Viepiù. Nelle condizioni di day after postatomico, come quelle patite dai protagonisti in “Finale di partita”, Clov al termine dello spettacolo non va via, non esce dal bunker, rimane “immobile” sulla soglia della porta creando non poche perplessità nello spettatore: abbandonerà Hamm? Al riguardo, non ho dubbi: Clov, sebbene avvolto nell’angoscia di quella opprimente non vita al chiuso, da buon servo di scena “resterà” per sempre nella stanza-cranio con Hamm.

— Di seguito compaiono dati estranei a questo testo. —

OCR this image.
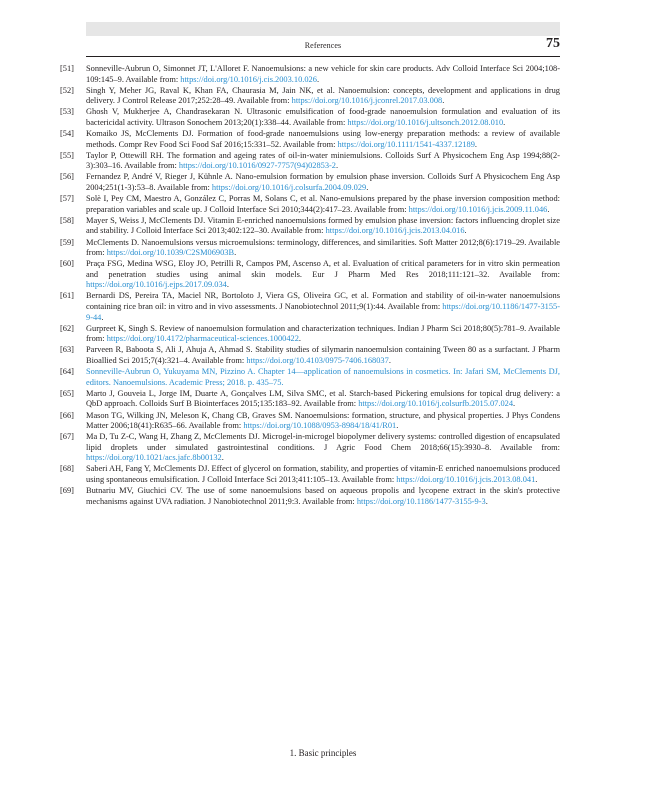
References	75
[51]	Sonneville-Aubrun O, Simonnet JT, L'Alloret F. Nanoemulsions: a new vehicle for skin care products. Adv Colloid Interface Sci 2004;108-109:145–9. Available from: https://doi.org/10.1016/j.cis.2003.10.026.
[52]	Singh Y, Meher JG, Raval K, Khan FA, Chaurasia M, Jain NK, et al. Nanoemulsion: concepts, development and applications in drug delivery. J Control Release 2017;252:28–49. Available from: https://doi.org/10.1016/j.jconrel.2017.03.008.
[53]	Ghosh V, Mukherjee A, Chandrasekaran N. Ultrasonic emulsification of food-grade nanoemulsion formulation and evaluation of its bactericidal activity. Ultrason Sonochem 2013;20(1):338–44. Available from: https://doi.org/10.1016/j.ultsonch.2012.08.010.
[54]	Komaiko JS, McClements DJ. Formation of food-grade nanoemulsions using low-energy preparation methods: a review of available methods. Compr Rev Food Sci Food Saf 2016;15:331–52. Available from: https://doi.org/10.1111/1541-4337.12189.
[55]	Taylor P, Ottewill RH. The formation and ageing rates of oil-in-water miniemulsions. Colloids Surf A Physicochem Eng Asp 1994;88(2-3):303–16. Available from: https://doi.org/10.1016/0927-7757(94)02853-2.
[56]	Fernandez P, André V, Rieger J, Kühnle A. Nano-emulsion formation by emulsion phase inversion. Colloids Surf A Physicochem Eng Asp 2004;251(1-3):53–8. Available from: https://doi.org/10.1016/j.colsurfa.2004.09.029.
[57]	Solè I, Pey CM, Maestro A, González C, Porras M, Solans C, et al. Nano-emulsions prepared by the phase inversion composition method: preparation variables and scale up. J Colloid Interface Sci 2010;344(2):417–23. Available from: https://doi.org/10.1016/j.jcis.2009.11.046.
[58]	Mayer S, Weiss J, McClements DJ. Vitamin E-enriched nanoemulsions formed by emulsion phase inversion: factors influencing droplet size and stability. J Colloid Interface Sci 2013;402:122–30. Available from: https://doi.org/10.1016/j.jcis.2013.04.016.
[59]	McClements D. Nanoemulsions versus microemulsions: terminology, differences, and similarities. Soft Matter 2012;8(6):1719–29. Available from: https://doi.org/10.1039/C2SM06903B.
[60]	Praça FSG, Medina WSG, Eloy JO, Petrilli R, Campos PM, Ascenso A, et al. Evaluation of critical parameters for in vitro skin permeation and penetration studies using animal skin models. Eur J Pharm Med Res 2018;111:121–32. Available from: https://doi.org/10.1016/j.ejps.2017.09.034.
[61]	Bernardi DS, Pereira TA, Maciel NR, Bortoloto J, Viera GS, Oliveira GC, et al. Formation and stability of oil-in-water nanoemulsions containing rice bran oil: in vitro and in vivo assessments. J Nanobiotechnol 2011;9(1):44. Available from: https://doi.org/10.1186/1477-3155-9-44.
[62]	Gurpreet K, Singh S. Review of nanoemulsion formulation and characterization techniques. Indian J Pharm Sci 2018;80(5):781–9. Available from: https://doi.org/10.4172/pharmaceutical-sciences.1000422.
[63]	Parveen R, Baboota S, Ali J, Ahuja A, Ahmad S. Stability studies of silymarin nanoemulsion containing Tween 80 as a surfactant. J Pharm Bioallied Sci 2015;7(4):321–4. Available from: https://doi.org/10.4103/0975-7406.168037.
[64]	Sonneville-Aubrun O, Yukuyama MN, Pizzino A. Chapter 14—application of nanoemulsions in cosmetics. In: Jafari SM, McClements DJ, editors. Nanoemulsions. Academic Press; 2018. p. 435–75.
[65]	Marto J, Gouveia L, Jorge IM, Duarte A, Gonçalves LM, Silva SMC, et al. Starch-based Pickering emulsions for topical drug delivery: a QbD approach. Colloids Surf B Biointerfaces 2015;135:183–92. Available from: https://doi.org/10.1016/j.colsurfb.2015.07.024.
[66]	Mason TG, Wilking JN, Meleson K, Chang CB, Graves SM. Nanoemulsions: formation, structure, and physical properties. J Phys Condens Matter 2006;18(41):R635–66. Available from: https://doi.org/10.1088/0953-8984/18/41/R01.
[67]	Ma D, Tu Z-C, Wang H, Zhang Z, McClements DJ. Microgel-in-microgel biopolymer delivery systems: controlled digestion of encapsulated lipid droplets under simulated gastrointestinal conditions. J Agric Food Chem 2018;66(15):3930–8. Available from: https://doi.org/10.1021/acs.jafc.8b00132.
[68]	Saberi AH, Fang Y, McClements DJ. Effect of glycerol on formation, stability, and properties of vitamin-E enriched nanoemulsions produced using spontaneous emulsification. J Colloid Interface Sci 2013;411:105–13. Available from: https://doi.org/10.1016/j.jcis.2013.08.041.
[69]	Butnariu MV, Giuchici CV. The use of some nanoemulsions based on aqueous propolis and lycopene extract in the skin's protective mechanisms against UVA radiation. J Nanobiotechnol 2011;9:3. Available from: https://doi.org/10.1186/1477-3155-9-3.
1. Basic principles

Pertanto, anche se disperati, immersi nel “fallimento non importa”, non si può abbandonare la lotta, non si può andare via… “Aspettiamo Godot”. Nell’attesa, con immensa trepidazione, insieme ad Estragone e Vladimiro, saremo lieti di vedere e ascoltare il ragazzoangelo: “il signor Godot non verrà questa sera… ma verrà… sicuramente domani”. E così anche noi, al sorgere della luna, ricordando il buon Ciaula, sotto l’albero di Giacometti, benché rinsecchito, con appena “due o tre foglie” aspetteremo la radiosa alba futura. Saremo felici.